Tom Gehring, executive director & CEO of San Diego County Medical Society, gave the cohort a heavy dose of reality as it relates to the future of health care and the impact of the Affordable Care Act.

One of his examples related to the “pick two” theory. He explained that improving the cost of care, increasing quality of care and improving patients’ access to care can’t happen simultaneously. You can improve access and quality, but that’s going to increase the price. You can increase access and decrease cost, but quality will suffer.

However, these are three basic elements health care reform set out to improve. How well the Affordable Care Act addresses those issues is still up for debate, but the resounding theme the cohort heard throughout the day, was reform isn’t over. The Affordable Care Act isn’t the magic bullet to solve all our problems.

“Health care needed to be reformed. Health care still needs to be reformed,” said Mike Murphy, president and CEO of Sharp HealthCare. “Health care has not been solved.”

The session’s dialogue was data heavy and covered issues ranging from end of life care and health insurance exchanges to the importance of community health centers and the unsustainable nature of Medicare.
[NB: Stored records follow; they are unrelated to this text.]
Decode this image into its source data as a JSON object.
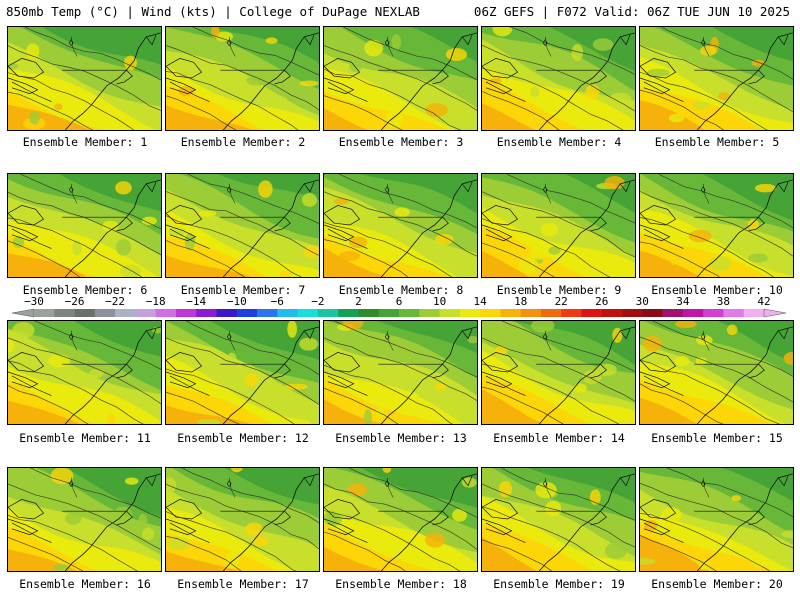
{
  "header": {
    "left": "850mb Temp (°C) | Wind (kts) | College of DuPage NEXLAB",
    "right": "06Z GEFS | F072 Valid: 06Z TUE JUN 10 2025"
  },
  "caption_prefix": "Ensemble Member:",
  "members": [
    {
      "number": "1"
    },
    {
      "number": "2"
    },
    {
      "number": "3"
    },
    {
      "number": "4"
    },
    {
      "number": "5"
    },
    {
      "number": "6"
    },
    {
      "number": "7"
    },
    {
      "number": "8"
    },
    {
      "number": "9"
    },
    {
      "number": "10"
    },
    {
      "number": "11"
    },
    {
      "number": "12"
    },
    {
      "number": "13"
    },
    {
      "number": "14"
    },
    {
      "number": "15"
    },
    {
      "number": "16"
    },
    {
      "number": "17"
    },
    {
      "number": "18"
    },
    {
      "number": "19"
    },
    {
      "number": "20"
    }
  ],
  "colorbar": {
    "labels": [
      "−30",
      "−26",
      "−22",
      "−18",
      "−14",
      "−10",
      "−6",
      "−2",
      "2",
      "6",
      "10",
      "14",
      "18",
      "22",
      "26",
      "30",
      "34",
      "38",
      "42"
    ],
    "colors": [
      "#9aa19a",
      "#7e857e",
      "#6a706a",
      "#8c929c",
      "#aab3c4",
      "#c6a0dc",
      "#d06ee6",
      "#c035d6",
      "#8a1bd0",
      "#3c17c6",
      "#1c3fe0",
      "#2a74ee",
      "#22bbee",
      "#18ddd8",
      "#1ac6a0",
      "#17a058",
      "#2e8d2a",
      "#46a336",
      "#67b838",
      "#9ccc36",
      "#c8df2c",
      "#eaea0c",
      "#fdd608",
      "#f6b20a",
      "#f29110",
      "#f06a12",
      "#ec3a14",
      "#dc1414",
      "#c01010",
      "#a00e0e",
      "#8a0c18",
      "#a0126e",
      "#c016a8",
      "#d43ed4",
      "#e47ae8",
      "#f0b0f0"
    ]
  }
}
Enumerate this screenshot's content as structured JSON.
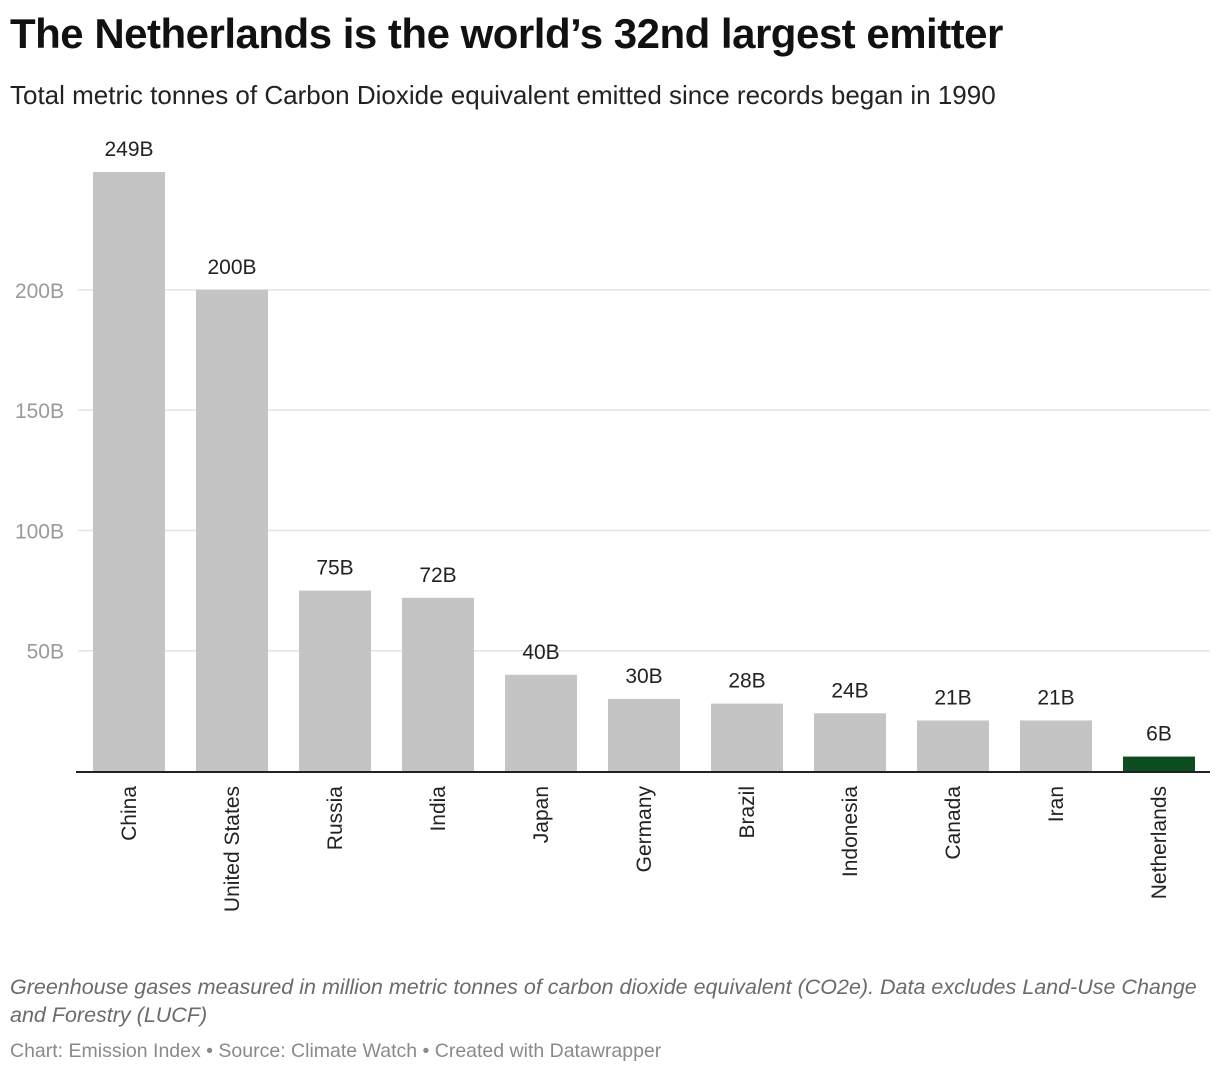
{
  "header": {
    "title": "The Netherlands is the world’s 32nd largest emitter",
    "subtitle": "Total metric tonnes of Carbon Dioxide equivalent emitted since records began in 1990"
  },
  "chart_data": {
    "type": "bar",
    "title": "The Netherlands is the world’s 32nd largest emitter",
    "subtitle": "Total metric tonnes of Carbon Dioxide equivalent emitted since records began in 1990",
    "categories": [
      "China",
      "United States",
      "Russia",
      "India",
      "Japan",
      "Germany",
      "Brazil",
      "Indonesia",
      "Canada",
      "Iran",
      "Netherlands"
    ],
    "values": [
      249,
      200,
      75,
      72,
      40,
      30,
      28,
      24,
      21,
      21,
      6
    ],
    "value_labels": [
      "249B",
      "200B",
      "75B",
      "72B",
      "40B",
      "30B",
      "28B",
      "24B",
      "21B",
      "21B",
      "6B"
    ],
    "unit": "B",
    "ylim": [
      0,
      249
    ],
    "yticks": [
      50,
      100,
      150,
      200
    ],
    "ytick_labels": [
      "50B",
      "100B",
      "150B",
      "200B"
    ],
    "grid": true,
    "colors": {
      "default": "#c4c4c4",
      "highlight": "#0e4d22",
      "highlight_category": "Netherlands",
      "grid": "#e3e3e3",
      "axis": "#222222"
    }
  },
  "footer": {
    "notes": "Greenhouse gases measured in million metric tonnes of carbon dioxide equivalent (CO2e). Data excludes Land-Use Change and Forestry (LUCF)",
    "credits": "Chart: Emission Index • Source: Climate Watch • Created with Datawrapper"
  }
}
Some of the mind-boggling statistics shared by the day’s presenters included:

  • 18 percent of the U.S. population doesn’t have health insurance and unemployment contributes to this figure.
  • Medicare is projected to be bankrupt in 2024.
  • In addition to cutting reimbursements to medical providers, the government will also make cuts on payments to medical schools, meaning there may be less physicians, while the number of patients accessing care will increase.
  • On average, today’s Medicare patient contributed $200,000 toward Medicare during their working years, but will consume $350,000 in care.
  • 60 to 70 percent of health care costs are spent on roughly 10 percent of the population.
  • 45 percent of the U.S. population has a chronic condition.

But Gehring reminded the cohort this session wasn’t all about doom and gloom, but rather awareness. By understanding the implications these decisions have on small businesses, large medical providers and low-income members of our community, we’re better equipped to address the needs of our region.

It’s critical for all of us to stay informed and look at the issue from a variety of viewpoints. Solving the health care conundrum will require not just the focus of the health care community and politicians, but all citizens.